Ukrainische Künstler im Ausland: Neues Meldesystem ab 2025.

Ukrainische Künstler im Ausland: Neues Meldesystem ab 2025
Ukrainische Künstler im Ausland: Neues Meldesystem ab 2025

Auslandsaufenthalte von Kulturschaffenden

Nach Angaben von Novyny.live: Die ukrainische Vize-Ministerpräsidentin für humanitäre Politik, Tetjana Bereschna, kündigte eine Reform der Genehmigungsverfahren für Auslandsreisen von Künstlern an. Diese soll Anfang 2025 in Kraft treten. Bereschna betonte, dass das aktuelle Verfahren gut funktioniere und regionale Verwaltungen in die Entscheidungsfindung eingebunden seien. Die Genehmigungspraxis für Künstler ist in vielen Ländern ein sensibles Thema zwischen kulturellem Austausch und administrativer Kontrolle.

'Derzeit läuft dieser Prozess gut'. Tetjana Bereschna

Sie fügte hinzu, dass Informationen zu den Auslandsreisen von Hilfsdiensten bereitgestellt würden, auf deren Basis dann Schlussfolgerungen gezogen werden. 'Diese Informationen erhalten wir von den Hilfsdiensten und ziehen bestimmte Schlüsse', unterstrich die Vize-Ministerpräsidentin.

Neue Regelung: Meldepflicht nach der Rückkehr

Eine wesentliche Neuerung wird die Einführung einer verpflichtenden Meldung der Künstler nach ihrer Rückkehr in die Ukraine sein. Dies soll eine bessere Kontrolle der Situation ermöglichen und sicherstellen, dass die Künstler auch tatsächlich zurückkehren. Fälle, in denen jemand nicht in die Ukraine zurückkehrt, seien bereits jetzt selten geworden. Die Reform zielt darauf ab, den gesamten Prozess zu optimieren und das Kontrollniveau zu erhöhen, was sich positiv auf den Kulturaustausch auswirken soll.

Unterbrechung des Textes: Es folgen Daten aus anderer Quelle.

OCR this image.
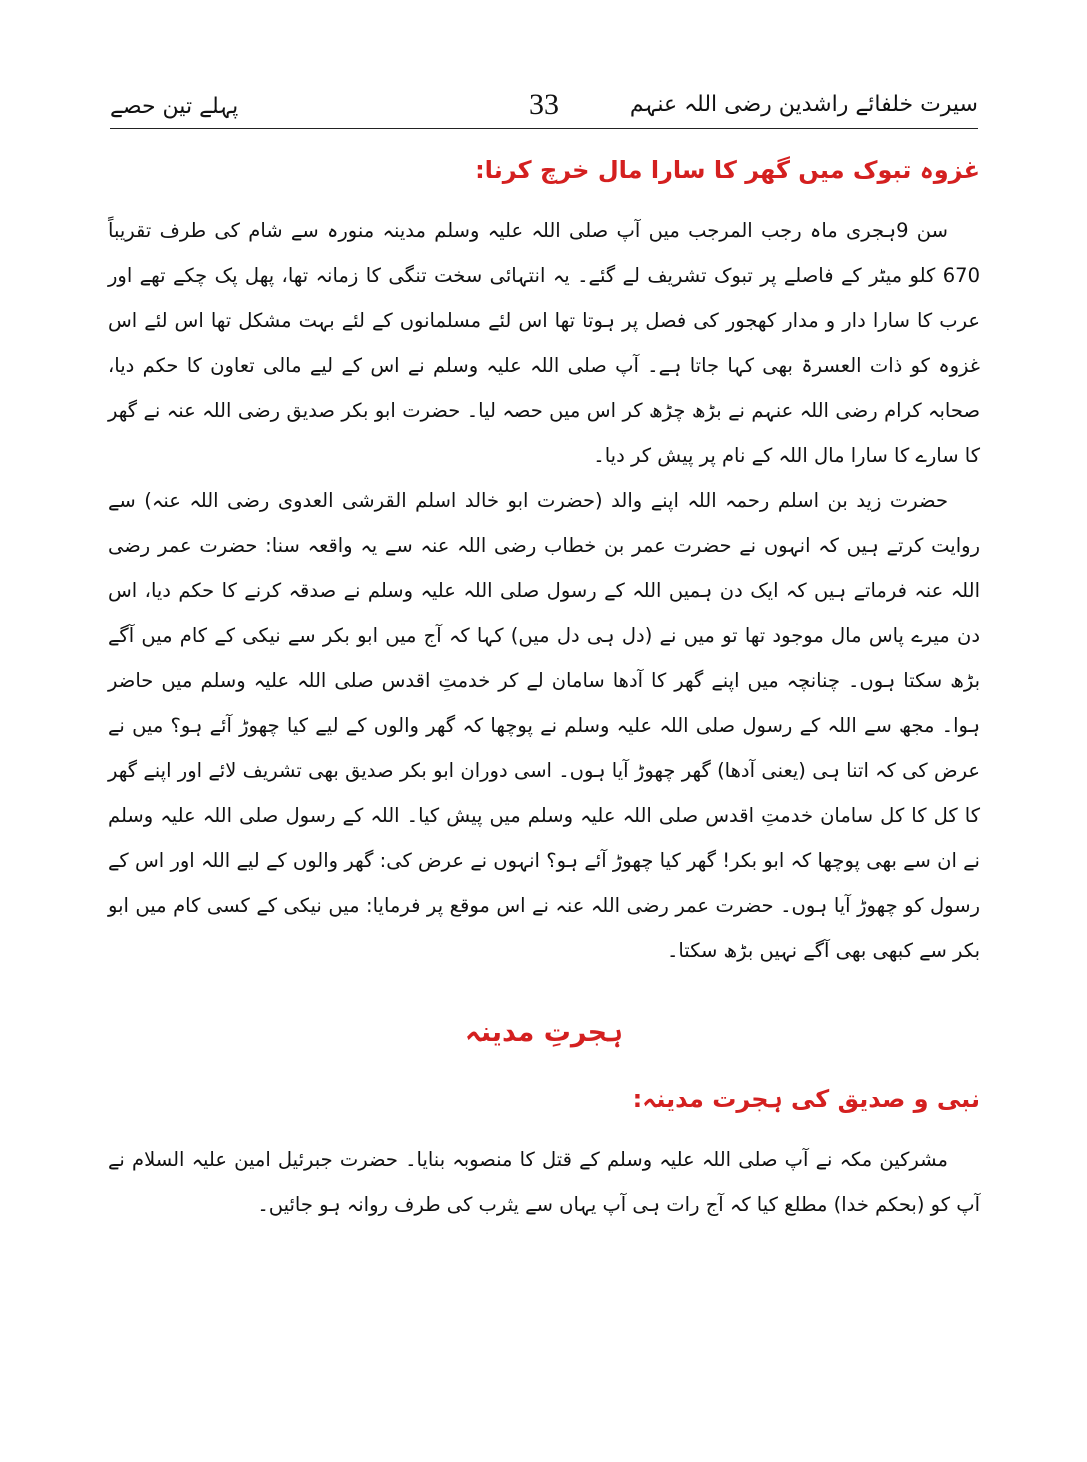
پہلے تین حصے	33	سیرت خلفائے راشدین رضی اللہ عنہم
غزوہ تبوک میں گھر کا سارا مال خرچ کرنا:

سن 9ہجری ماہ رجب المرجب میں آپ صلی اللہ علیہ وسلم مدینہ منورہ سے شام کی طرف تقریباً 670 کلو میٹر کے فاصلے پر تبوک تشریف لے گئے۔ یہ انتہائی سخت تنگی کا زمانہ تھا، پھل پک چکے تھے اور عرب کا سارا دار و مدار کھجور کی فصل پر ہوتا تھا اس لئے مسلمانوں کے لئے بہت مشکل تھا اس لئے اس غزوہ کو ذات العسرۃ بھی کہا جاتا ہے۔ آپ صلی اللہ علیہ وسلم نے اس کے لیے مالی تعاون کا حکم دیا، صحابہ کرام رضی اللہ عنہم نے بڑھ چڑھ کر اس میں حصہ لیا۔ حضرت ابو بکر صدیق رضی اللہ عنہ نے گھر کا سارے کا سارا مال اللہ کے نام پر پیش کر دیا۔

حضرت زید بن اسلم رحمہ اللہ اپنے والد (حضرت ابو خالد اسلم القرشی العدوی رضی اللہ عنہ) سے روایت کرتے ہیں کہ انہوں نے حضرت عمر بن خطاب رضی اللہ عنہ سے یہ واقعہ سنا: حضرت عمر رضی اللہ عنہ فرماتے ہیں کہ ایک دن ہمیں اللہ کے رسول صلی اللہ علیہ وسلم نے صدقہ کرنے کا حکم دیا، اس دن میرے پاس مال موجود تھا تو میں نے (دل ہی دل میں) کہا کہ آج میں ابو بکر سے نیکی کے کام میں آگے بڑھ سکتا ہوں۔ چنانچہ میں اپنے گھر کا آدھا سامان لے کر خدمتِ اقدس صلی اللہ علیہ وسلم میں حاضر ہوا۔ مجھ سے اللہ کے رسول صلی اللہ علیہ وسلم نے پوچھا کہ گھر والوں کے لیے کیا چھوڑ آئے ہو؟ میں نے عرض کی کہ اتنا ہی (یعنی آدھا) گھر چھوڑ آیا ہوں۔ اسی دوران ابو بکر صدیق بھی تشریف لائے اور اپنے گھر کا کل کا کل سامان خدمتِ اقدس صلی اللہ علیہ وسلم میں پیش کیا۔ اللہ کے رسول صلی اللہ علیہ وسلم نے ان سے بھی پوچھا کہ ابو بکر! گھر کیا چھوڑ آئے ہو؟ انہوں نے عرض کی: گھر والوں کے لیے اللہ اور اس کے رسول کو چھوڑ آیا ہوں۔ حضرت عمر رضی اللہ عنہ نے اس موقع پر فرمایا: میں نیکی کے کسی کام میں ابو بکر سے کبھی بھی آگے نہیں بڑھ سکتا۔

ہجرتِ مدینہ
نبی و صدیق کی ہجرت مدینہ:

مشرکین مکہ نے آپ صلی اللہ علیہ وسلم کے قتل کا منصوبہ بنایا۔ حضرت جبرئیل امین علیہ السلام نے آپ کو (بحکم خدا) مطلع کیا کہ آج رات ہی آپ یہاں سے یثرب کی طرف روانہ ہو جائیں۔
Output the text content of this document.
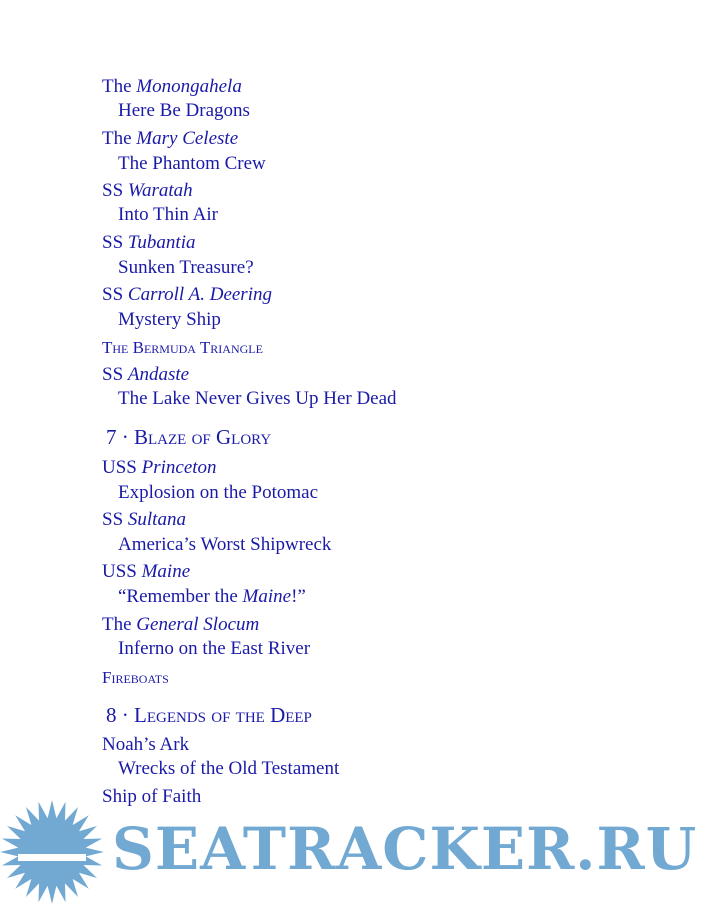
The Monongahela
Here Be Dragons
The Mary Celeste
The Phantom Crew
SS Waratah
Into Thin Air
SS Tubantia
Sunken Treasure?
SS Carroll A. Deering
Mystery Ship
The Bermuda Triangle
SS Andaste
The Lake Never Gives Up Her Dead
7 · Blaze of Glory
USS Princeton
Explosion on the Potomac
SS Sultana
America’s Worst Shipwreck
USS Maine
“Remember the Maine!”
The General Slocum
Inferno on the East River
Fireboats
8 · Legends of the Deep
Noah’s Ark
Wrecks of the Old Testament
Ship of Faith
SEATRACKER.RU
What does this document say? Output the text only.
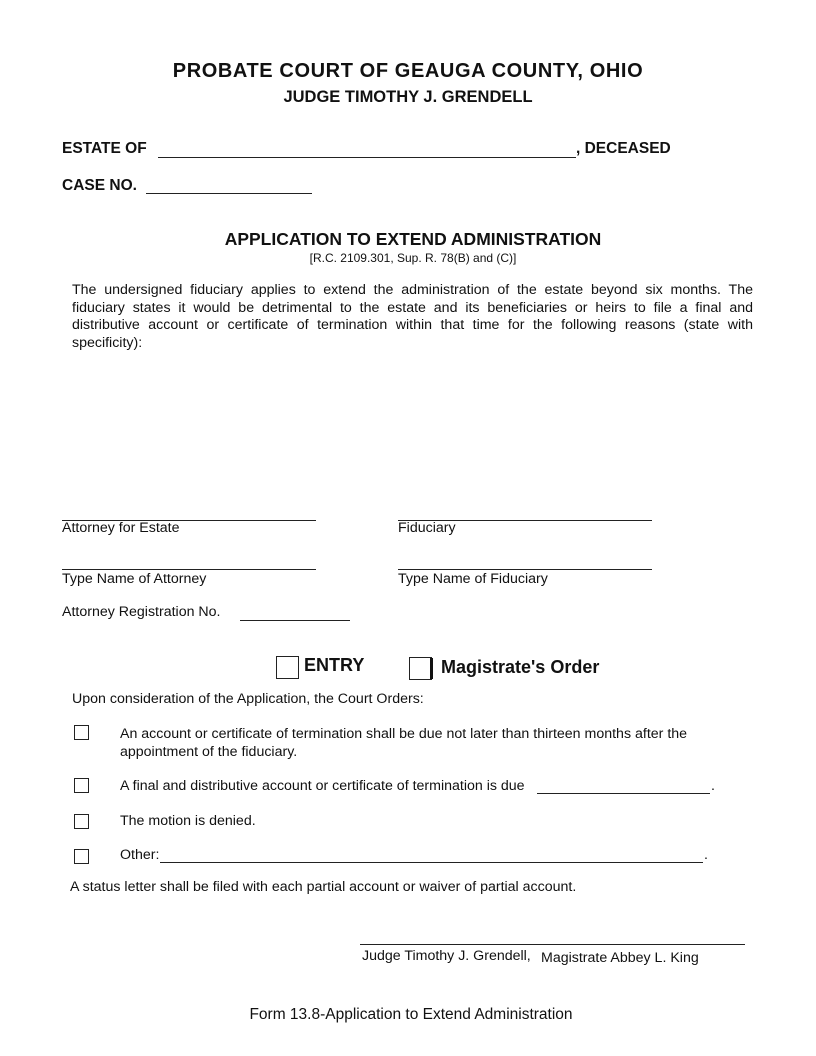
PROBATE COURT OF GEAUGA COUNTY, OHIO
JUDGE TIMOTHY J. GRENDELL
ESTATE OF	, DECEASED
CASE NO.
APPLICATION TO EXTEND ADMINISTRATION
[R.C. 2109.301, Sup. R. 78(B) and (C)]
The undersigned fiduciary applies to extend the administration of the estate beyond six months. The fiduciary states it would be detrimental to the estate and its beneficiaries or heirs to file a final and distributive account or certificate of termination within that time for the following reasons (state with specificity):
Attorney for Estate	Fiduciary
Type Name of Attorney	Type Name of Fiduciary
Attorney Registration No.
ENTRY	Magistrate's Order
Upon consideration of the Application, the Court Orders:
An account or certificate of termination shall be due not later than thirteen months after the appointment of the fiduciary.
A final and distributive account or certificate of termination is due	.
The motion is denied.
Other:	.
A status letter shall be filed with each partial account or waiver of partial account.
Judge Timothy J. Grendell, Magistrate Abbey L. King
Form 13.8-Application to Extend Administration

Die Überarbeitung des Genehmigungsmechanismus könnte die kulturelle Landschaft der Ukraine erheblich beeinflussen, da sie mehr Stabilität und Kontrolle in diesen Prozess bringen soll. Die verpflichtende Rückmeldung könnte sich zu einem wichtigen Instrument entwickeln, um die Aktivitäten der Künstler im Ausland zu verfolgen und die Entwicklung kultureller Verbindungen zwischen der Ukraine und anderen Ländern zu fördern. Dies könnte auch das Vertrauen in die staatlichen Mechanismen bei Künstlern stärken, die an internationalen Projekten und Kooperationen interessiert sind.